The GMP violations cited in the letter included failure to establish written procedures for quality control (QC) responsibilities. FDA said its inspectors found the company's standard operating procedures (SOPs) failed to address procedures for material review, disposition decision-making, and approving/rejecting reprocessing. The agency also warned SEI about its  failure "to verify its finished batch of dietary supplements met established product specifications for identity, purity, strength, composition, and for limits on types of contamination that adulterate or lead to adulteration of the finished batch." FDA reminded SEI it must set specifications for each dietary supplement it manufactures and determine if these specs are met by testing finished batches. SEI also failed to establish lab procedures, including for tests to show product specs were met. Procedures were also missing for packaging and labeling, as well as for returned product. Specifically, FDA inspectors saw funnels and chutes (plastic and metal) with residues on them after they were supposedly cleaned. In addition to procedure, specs and documentation issues, FDA said SEI failed to adequately clean, sanitize and maintain equipment, tools and surfaces used to manufacture, package, label and store its products.

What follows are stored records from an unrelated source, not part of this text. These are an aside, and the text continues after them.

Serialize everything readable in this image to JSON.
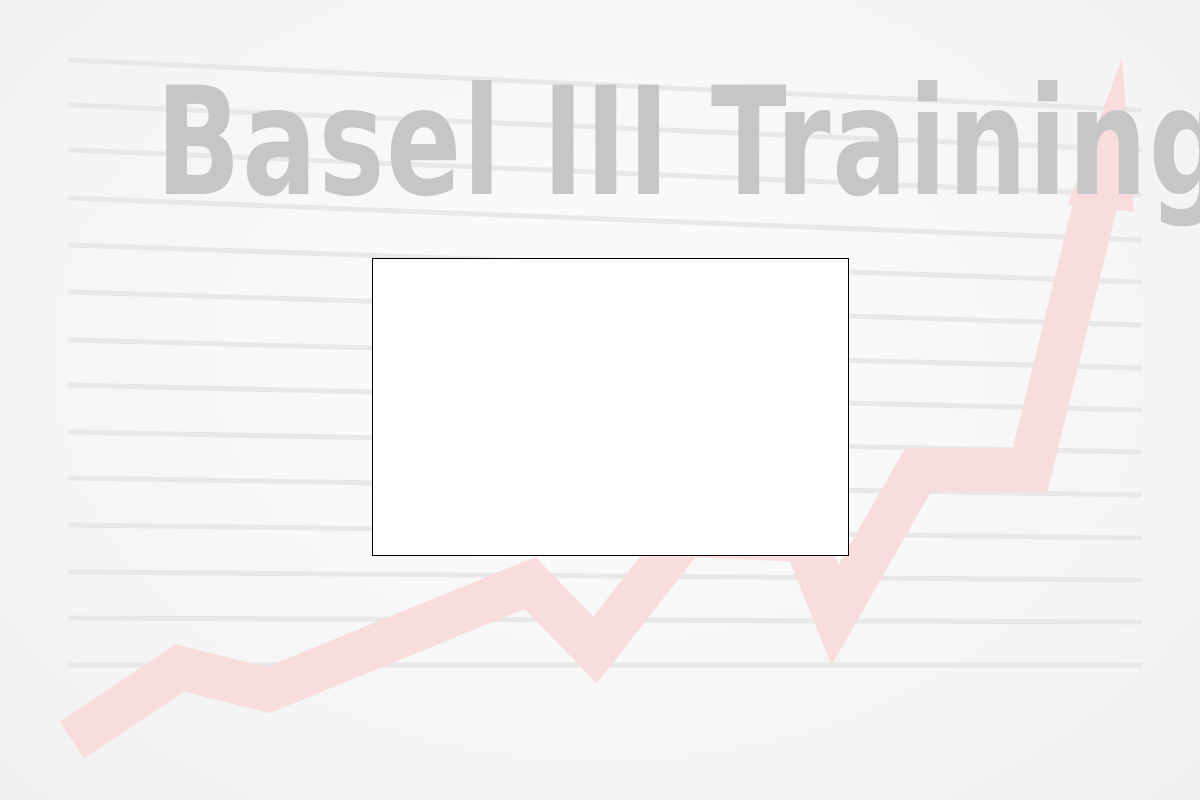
{
  "title": {
    "text": "Basel III Training",
    "color": "#c6c6c6"
  },
  "background": {
    "trend_arrow_color": "#f9dcdc",
    "ruled_line_color": "#e8e8e8"
  },
  "frame": {
    "border_color": "#000000",
    "fill_color": "#fefefe"
  }
}
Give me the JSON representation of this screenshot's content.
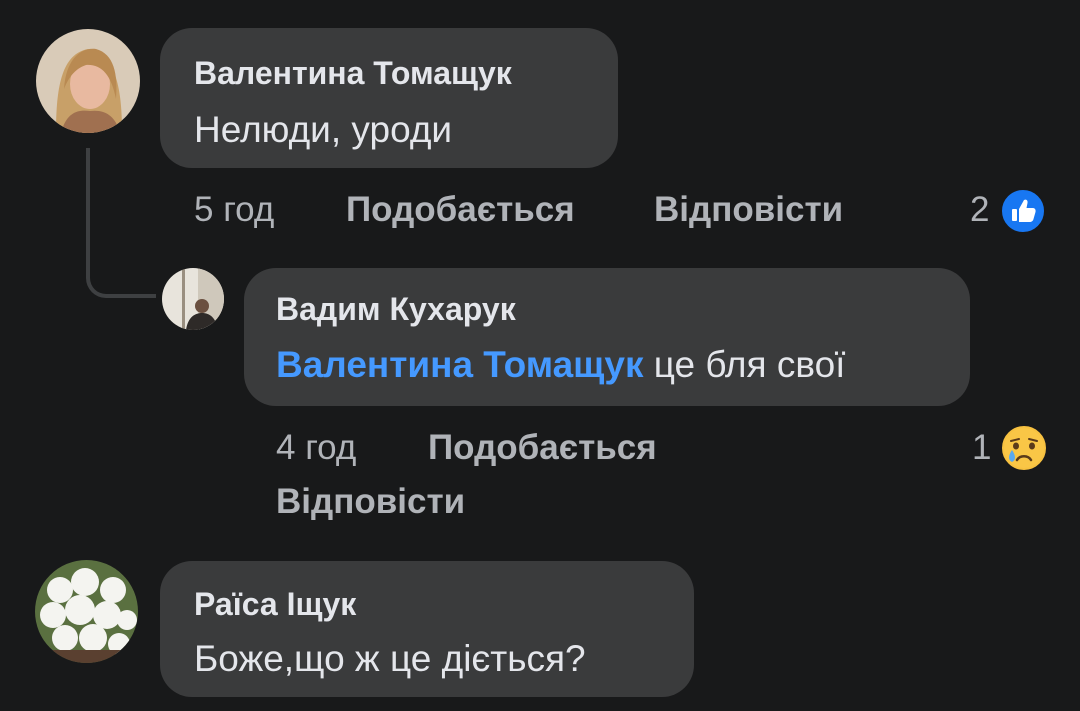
{
  "comments": [
    {
      "author": "Валентина Томащук",
      "text": "Нелюди, уроди",
      "time": "5 год",
      "like_label": "Подобається",
      "reply_label": "Відповісти",
      "reaction_count": "2",
      "reaction_icon": "like-icon"
    },
    {
      "author": "Вадим Кухарук",
      "mention": "Валентина Томащук",
      "text": "це бля свої",
      "time": "4 год",
      "like_label": "Подобається",
      "reply_label": "Відповісти",
      "reaction_count": "1",
      "reaction_icon": "sad-face-icon"
    },
    {
      "author": "Раїса Іщук",
      "text": "Боже,що ж це діється?"
    }
  ],
  "colors": {
    "background": "#18191a",
    "bubble": "#3a3b3c",
    "mention": "#4599ff",
    "like_blue": "#1877f2",
    "meta_text": "#b0b3b8"
  }
}
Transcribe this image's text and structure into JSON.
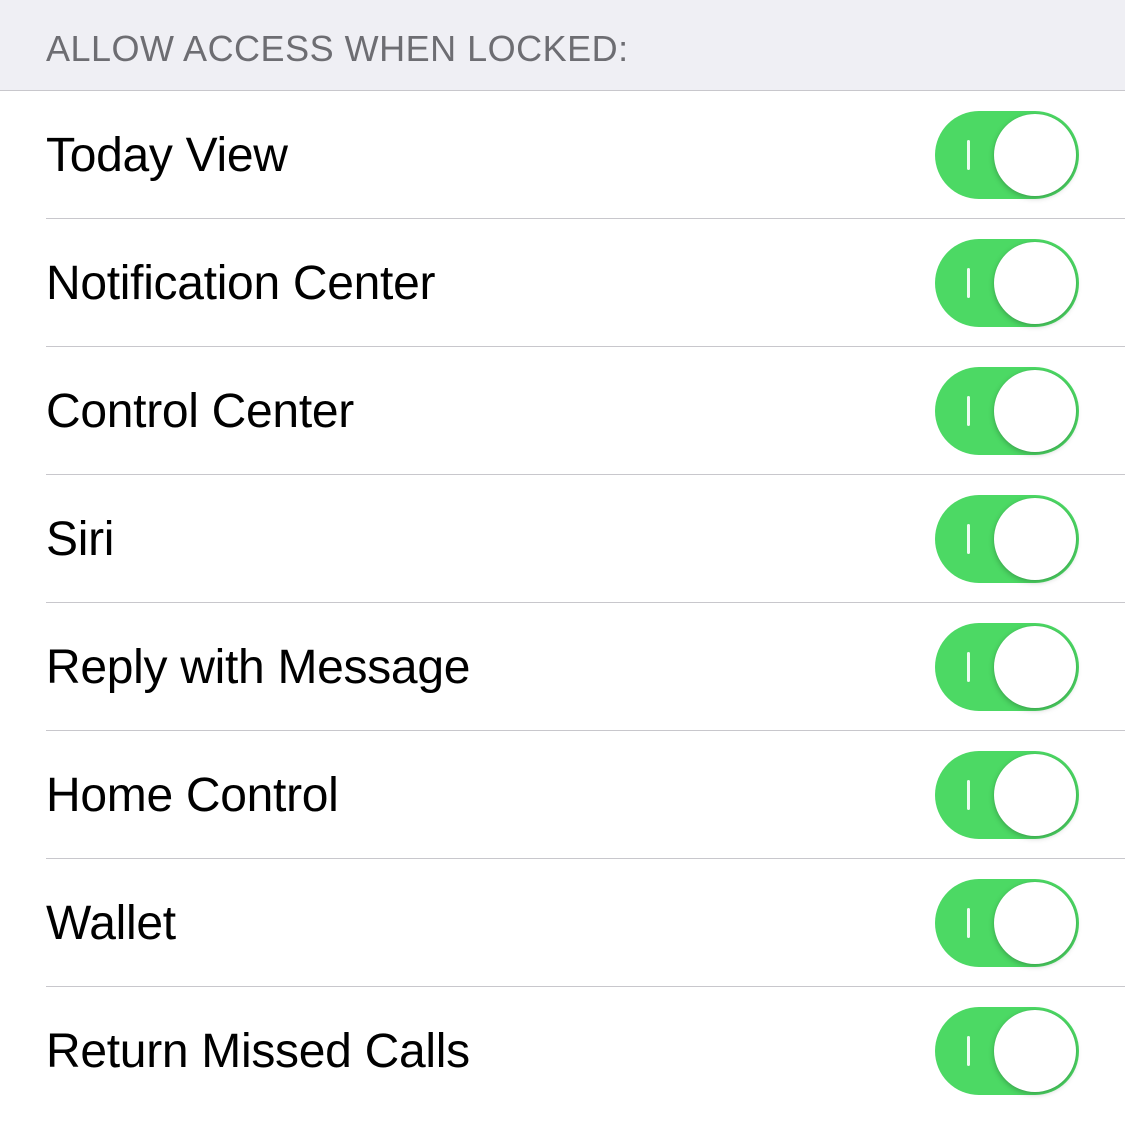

For each of these violations, FDA said the company's response to the 483 reports from inspectors was inadequate because it failed to provide supporting documentation of  corrective actions.

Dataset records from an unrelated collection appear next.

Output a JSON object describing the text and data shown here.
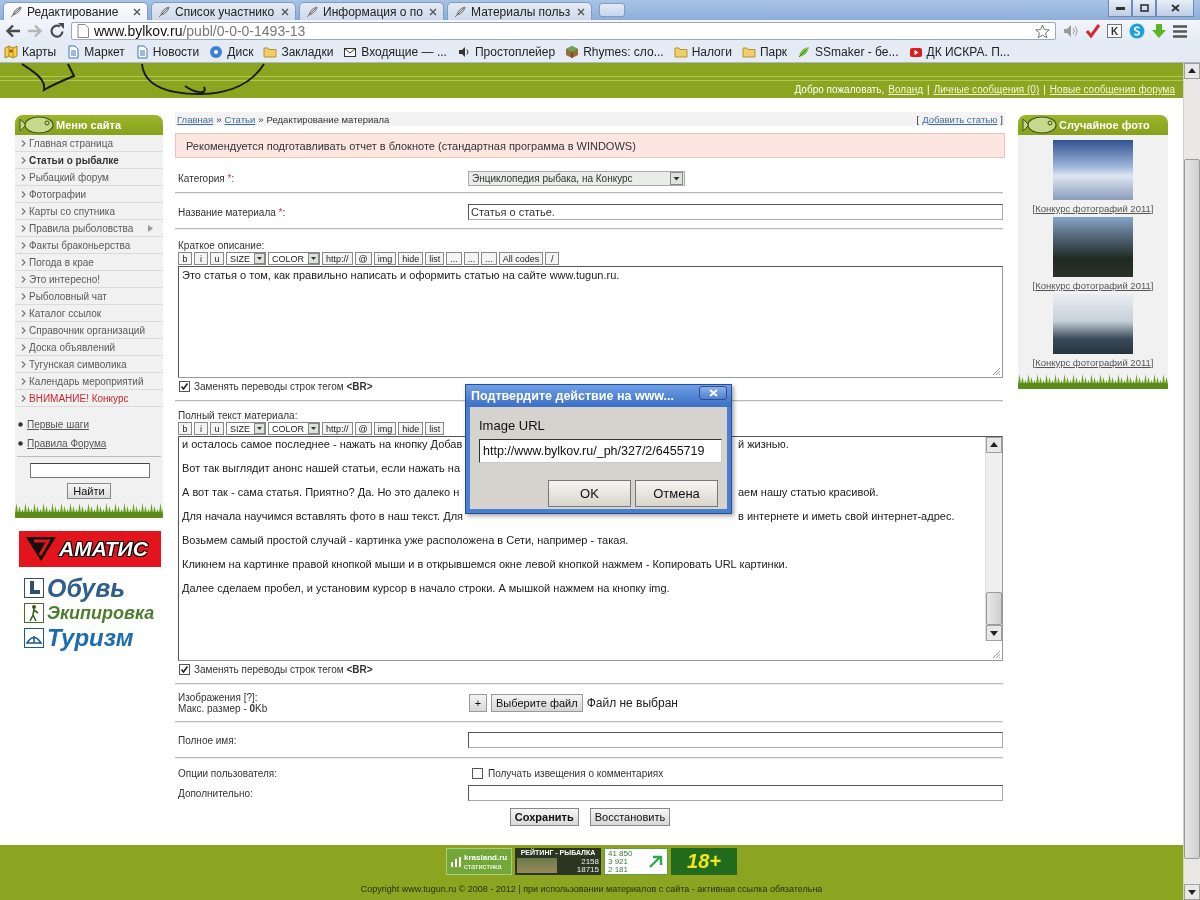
{
  "browser": {
    "tabs": [
      {
        "title": "Редактирование",
        "selected": true
      },
      {
        "title": "Список участнико",
        "selected": false
      },
      {
        "title": "Информация о по",
        "selected": false
      },
      {
        "title": "Материалы польз",
        "selected": false
      }
    ],
    "address": {
      "host": "www.bylkov.ru",
      "path": "/publ/0-0-0-1493-13"
    },
    "extensions": [
      {
        "kind": "speaker"
      },
      {
        "kind": "tick"
      },
      {
        "kind": "letter",
        "label": "K"
      },
      {
        "kind": "logo"
      },
      {
        "kind": "download"
      }
    ],
    "bookmarks": [
      {
        "label": "Карты",
        "kind": "map"
      },
      {
        "label": "Маркет",
        "kind": "page"
      },
      {
        "label": "Новости",
        "kind": "page"
      },
      {
        "label": "Диск",
        "kind": "disk"
      },
      {
        "label": "Закладки",
        "kind": "folder"
      },
      {
        "label": "Входящие — ...",
        "kind": "mail"
      },
      {
        "label": "Простоплейер",
        "kind": "speaker"
      },
      {
        "label": "Rhymes: сло...",
        "kind": "cube"
      },
      {
        "label": "Налоги",
        "kind": "folder"
      },
      {
        "label": "Парк",
        "kind": "folder"
      },
      {
        "label": "SSmaker - бе...",
        "kind": "leaf"
      },
      {
        "label": "ДК ИСКРА. П...",
        "kind": "video"
      }
    ]
  },
  "header": {
    "welcome": [
      {
        "kind": "text",
        "text": "Добро пожаловать,"
      },
      {
        "kind": "link",
        "text": "Воланд"
      },
      {
        "kind": "text",
        "text": "|"
      },
      {
        "kind": "link",
        "text": "Личные сообщения (0)"
      },
      {
        "kind": "text",
        "text": "|"
      },
      {
        "kind": "link",
        "text": "Новые сообщения форума"
      }
    ]
  },
  "sidebar": {
    "title": "Меню сайта",
    "items": [
      {
        "label": "Главная страница",
        "selected": false,
        "submenu": false,
        "kind": "link"
      },
      {
        "label": "Статьи о рыбалке",
        "selected": true,
        "submenu": false,
        "kind": "link"
      },
      {
        "label": "Рыбацкий форум",
        "selected": false,
        "submenu": false,
        "kind": "link"
      },
      {
        "label": "Фотографии",
        "selected": false,
        "submenu": false,
        "kind": "link"
      },
      {
        "label": "Карты со спутника",
        "selected": false,
        "submenu": false,
        "kind": "link"
      },
      {
        "label": "Правила рыболовства",
        "selected": false,
        "submenu": true,
        "kind": "link"
      },
      {
        "label": "Факты браконьерства",
        "selected": false,
        "submenu": false,
        "kind": "link"
      },
      {
        "label": "Погода в крае",
        "selected": false,
        "submenu": false,
        "kind": "link"
      },
      {
        "label": "Это интересно!",
        "selected": false,
        "submenu": false,
        "kind": "link"
      },
      {
        "label": "Рыболовный чат",
        "selected": false,
        "submenu": false,
        "kind": "link"
      },
      {
        "label": "Каталог ссылок",
        "selected": false,
        "submenu": false,
        "kind": "link"
      },
      {
        "label": "Справочник организаций",
        "selected": false,
        "submenu": false,
        "kind": "link"
      },
      {
        "label": "Доска объявлений",
        "selected": false,
        "submenu": false,
        "kind": "link"
      },
      {
        "label": "Тугунская символика",
        "selected": false,
        "submenu": false,
        "kind": "link"
      },
      {
        "label": "Календарь мероприятий",
        "selected": false,
        "submenu": false,
        "kind": "link"
      },
      {
        "label": "ВНИМАНИЕ! Конкурс",
        "selected": false,
        "submenu": false,
        "kind": "alert"
      }
    ],
    "links": [
      "Первые шаги",
      "Правила Форума"
    ],
    "search_button": "Найти"
  },
  "ads": {
    "brand": "АМАТИС",
    "categories": [
      {
        "label": "Обувь",
        "kind": "boot",
        "color": "#2f5f8c"
      },
      {
        "label": "Экипировка",
        "kind": "hiker",
        "color": "#4d7d2c"
      },
      {
        "label": "Туризм",
        "kind": "tent",
        "color": "#1c6cb0"
      }
    ]
  },
  "breadcrumbs": [
    {
      "kind": "link",
      "text": "Главная"
    },
    {
      "kind": "text",
      "text": "»"
    },
    {
      "kind": "link",
      "text": "Статьи"
    },
    {
      "kind": "text",
      "text": "»"
    },
    {
      "kind": "text",
      "text": "Редактирование материала"
    }
  ],
  "add_article": [
    {
      "kind": "text",
      "text": "["
    },
    {
      "kind": "link",
      "text": "Добавить статью"
    },
    {
      "kind": "text",
      "text": "]"
    }
  ],
  "notice": "Рекомендуется подготавливать отчет в блокноте (стандартная программа в WINDOWS)",
  "form": {
    "category": {
      "label": "Категория",
      "required_mark": "*",
      "label_end": ":",
      "value": "Энциклопедия рыбака, на Конкурс"
    },
    "title": {
      "label": "Название материала",
      "required_mark": "*",
      "label_end": ":",
      "value": "Статья о статье."
    },
    "short_description": {
      "label": "Краткое описание:",
      "toolbar": [
        {
          "label": "b",
          "kind": "button"
        },
        {
          "label": "i",
          "kind": "button"
        },
        {
          "label": "u",
          "kind": "button"
        },
        {
          "label": "SIZE",
          "kind": "select"
        },
        {
          "label": "COLOR",
          "kind": "select"
        },
        {
          "label": "http://",
          "kind": "button"
        },
        {
          "label": "@",
          "kind": "button"
        },
        {
          "label": "img",
          "kind": "button"
        },
        {
          "label": "hide",
          "kind": "button"
        },
        {
          "label": "list",
          "kind": "button"
        },
        {
          "label": "...",
          "kind": "button"
        },
        {
          "label": "...",
          "kind": "button"
        },
        {
          "label": "...",
          "kind": "button"
        },
        {
          "label": "All codes",
          "kind": "button"
        },
        {
          "label": "/",
          "kind": "button"
        }
      ],
      "lines": [
        {
          "text": "Это статья о том, как правильно написать и оформить статью на сайте www.tugun.ru."
        }
      ],
      "replace_br": {
        "label": "Заменять переводы строк тегом **<BR>**",
        "checked": true
      }
    },
    "full_text": {
      "label": "Полный текст материала:",
      "toolbar": [
        {
          "label": "b",
          "kind": "button"
        },
        {
          "label": "i",
          "kind": "button"
        },
        {
          "label": "u",
          "kind": "button"
        },
        {
          "label": "SIZE",
          "kind": "select"
        },
        {
          "label": "COLOR",
          "kind": "select"
        },
        {
          "label": "http://",
          "kind": "button"
        },
        {
          "label": "@",
          "kind": "button"
        },
        {
          "label": "img",
          "kind": "button"
        },
        {
          "label": "hide",
          "kind": "button"
        },
        {
          "label": "list",
          "kind": "button"
        }
      ],
      "lines": [
        {
          "text": "и осталось самое последнее - нажать на кнопку Добав",
          "after_dialog": "й жизнью."
        },
        {
          "text": "Вот так выглядит анонс нашей статьи, если нажать на"
        },
        {
          "text": "А вот так - сама статья. Приятно? Да. Но это далеко н",
          "after_dialog": "аем нашу статью красивой."
        },
        {
          "text": "Для начала научимся вставлять фото в наш текст. Для",
          "after_dialog": "в интернете и иметь свой интернет-адрес."
        },
        {
          "text": "Возьмем самый простой случай - картинка уже расположена в Сети, например - такая."
        },
        {
          "text": "Кликнем на картинке правой кнопкой мыши и в открывшемся окне левой кнопкой нажмем  - Копировать URL картинки."
        },
        {
          "text": "Далее сделаем пробел, и установим курсор в начало строки. А мышкой нажмем на кнопку img."
        }
      ],
      "replace_br": {
        "label": "Заменять переводы строк тегом **<BR>**",
        "checked": true
      }
    },
    "images": {
      "label": "Изображения [?]:",
      "hint": "Макс. размер - **0**Kb",
      "add_button": "+",
      "choose_button": "Выберите файл",
      "status": "Файл не выбран"
    },
    "full_name": {
      "label": "Полное имя:"
    },
    "options": {
      "label": "Опции пользователя:",
      "checkbox": {
        "label": "Получать извещения о комментариях",
        "checked": false
      }
    },
    "additional": {
      "label": "Дополнительно:"
    },
    "buttons": [
      {
        "label": "Сохранить",
        "kind": "primary"
      },
      {
        "label": "Восстановить",
        "kind": "secondary"
      }
    ]
  },
  "random_photo": {
    "title": "Случайное фото",
    "photos": [
      {
        "caption": [
          {
            "kind": "text",
            "text": "["
          },
          {
            "kind": "link",
            "text": "Конкурс фотографий 2011"
          },
          {
            "kind": "text",
            "text": "]"
          }
        ]
      },
      {
        "caption": [
          {
            "kind": "text",
            "text": "["
          },
          {
            "kind": "link",
            "text": "Конкурс фотографий 2011"
          },
          {
            "kind": "text",
            "text": "]"
          }
        ]
      },
      {
        "caption": [
          {
            "kind": "text",
            "text": "["
          },
          {
            "kind": "link",
            "text": "Конкурс фотографий 2011"
          },
          {
            "kind": "text",
            "text": "]"
          }
        ]
      }
    ]
  },
  "dialog": {
    "title": "Подтвердите действие на www...",
    "prompt": "Image URL",
    "value": "http://www.bylkov.ru/_ph/327/2/6455719",
    "buttons": [
      "OK",
      "Отмена"
    ]
  },
  "footer": {
    "counters": [
      {
        "kind": "stats",
        "lines": [
          "krasland.ru",
          "статистика"
        ]
      },
      {
        "kind": "rating",
        "lines": [
          "РЕЙТИНГ - РЫБАЛКА",
          "2158",
          "18715"
        ]
      },
      {
        "kind": "visits",
        "lines": [
          "41 850",
          "3 921",
          "2 181"
        ]
      },
      {
        "kind": "age",
        "lines": [
          "18+"
        ]
      }
    ],
    "copyright": "Copyright www.tugun.ru © 2008 - 2012 | при использовании материалов с сайта - активная ссылка обязательна"
  }
}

SEI recently received a warning letter in late April from FDA for the company's DMAA-containing product MethylHEx 4,2,which the agency said was illegally marketed, and for failure to submit a new dietary ingredient (NDI) notification to FDA. The letter also noted FDA does not consider DMAA a dietary ingredient because it is synthetically produced and is not from geranium oil, as claimed by SEI and the other nine DMAA marketers also receiving similar warning letters on the same date.

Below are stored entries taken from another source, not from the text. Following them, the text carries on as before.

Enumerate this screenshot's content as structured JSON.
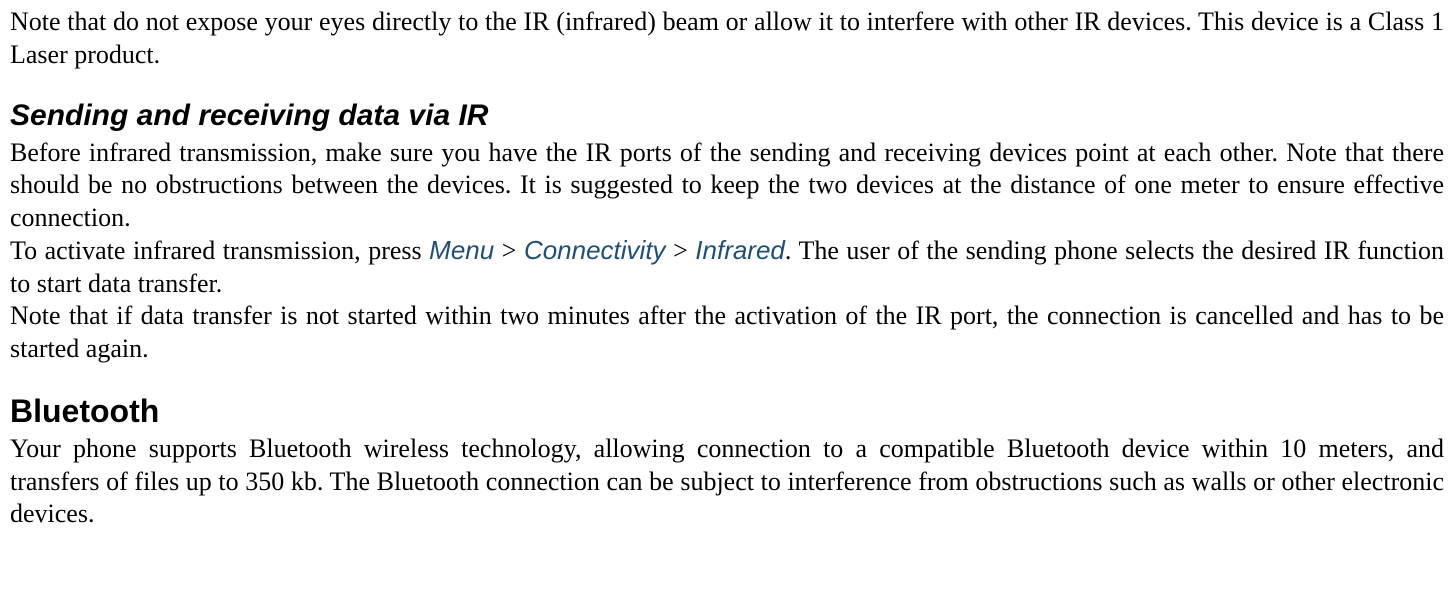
{
  "intro": {
    "p1": "Note that do not expose your eyes directly to the IR (infrared) beam or allow it to interfere with other IR devices. This device is a Class 1 Laser product."
  },
  "section_ir": {
    "heading": "Sending and receiving data via IR",
    "p1": "Before infrared transmission, make sure you have the IR ports of the sending and receiving devices point at each other. Note that there should be no obstructions between the devices. It is suggested to keep the two devices at the distance of one meter to ensure effective connection.",
    "p2_pre": "To activate infrared transmission, press ",
    "p2_menu1": "Menu",
    "p2_sep1": " > ",
    "p2_menu2": "Connectivity",
    "p2_sep2": " > ",
    "p2_menu3": "Infrared",
    "p2_post": ". The user of the sending phone selects the desired IR function to start data transfer.",
    "p3": "Note that if data transfer is not started within two minutes after the activation of the IR port, the connection is cancelled and has to be started again."
  },
  "section_bt": {
    "heading": "Bluetooth",
    "p1": "Your phone supports Bluetooth wireless technology, allowing connection to a compatible Bluetooth device within 10 meters, and transfers of files up to 350 kb. The Bluetooth connection can be subject to interference from obstructions such as walls or other electronic devices."
  }
}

FDA's questioning, doubting the safety of DMAA, along with the U.S. military's banning the products from base stores formed the basis of class action lawsuits that followed immediately after the FDA DMAA warning letters. Each of the warning letter recipient companies, including SEI, were sued by California plaintiffs, each which argued the marketers falsely represented the product as safe, efficacious and natural.

This isn't the first brush with FDA or adulteration accusations for SEI. Following an April inspection of the company's facility, FDA asked the company in May 2008 to recall  all of its Xiadafil VIP Tabs because the product, which was marketed as a sex supplement, actually contained undeclared hydroxyhomosildenafil, an analog of sildenafil, the active ingredient in Viagra. The agency warned the undeclared ingredient may interact with nitrates found in some prescription drugs (such as nitroglycerin) and lower blood pressure to life-threatening levels. Florida state officials had already issued a "stop sale" action at SEI's distribution facility in Miami weeks earlier, requiring the firm to stop shipping he product and keep all remaining lots at the company's facility.  However, the company rejected the request to recall the product, and FDA sent U.S. Marshalls to the facility to seize the product. Officials seized $74,000 worth of product in that raid.


Facts speak loudly about this company. Not only are its violations in the hot zones of federal enforcement activitysex and sports supplement segmentsbut the company has shown repeated ignorance of the regulations (e.g., numerous fundamental GMP violations) and failure to properly respond to warning letters and requests from FDA, but it also was found to adulterate a dietary supplement with potentially harmful drugs and then fail to safeguard consumers with a requested recall. Federal officials had to seize products to safeguard the public. The ongoing issue with DMAA relative to the matter of synthetics is a valid battle ground for the supplement industry; however, SEI has shown it is a repeat offender and has a tendency toward trouble. It failed miserably at GMPs, has drawn federal ire for two hotbed category products, and it appears to have little respect for regulations and the industry's efforts to show itself as responsible. This company may well be a poster child for all that opponents see is wrong with the dietary supplement industry.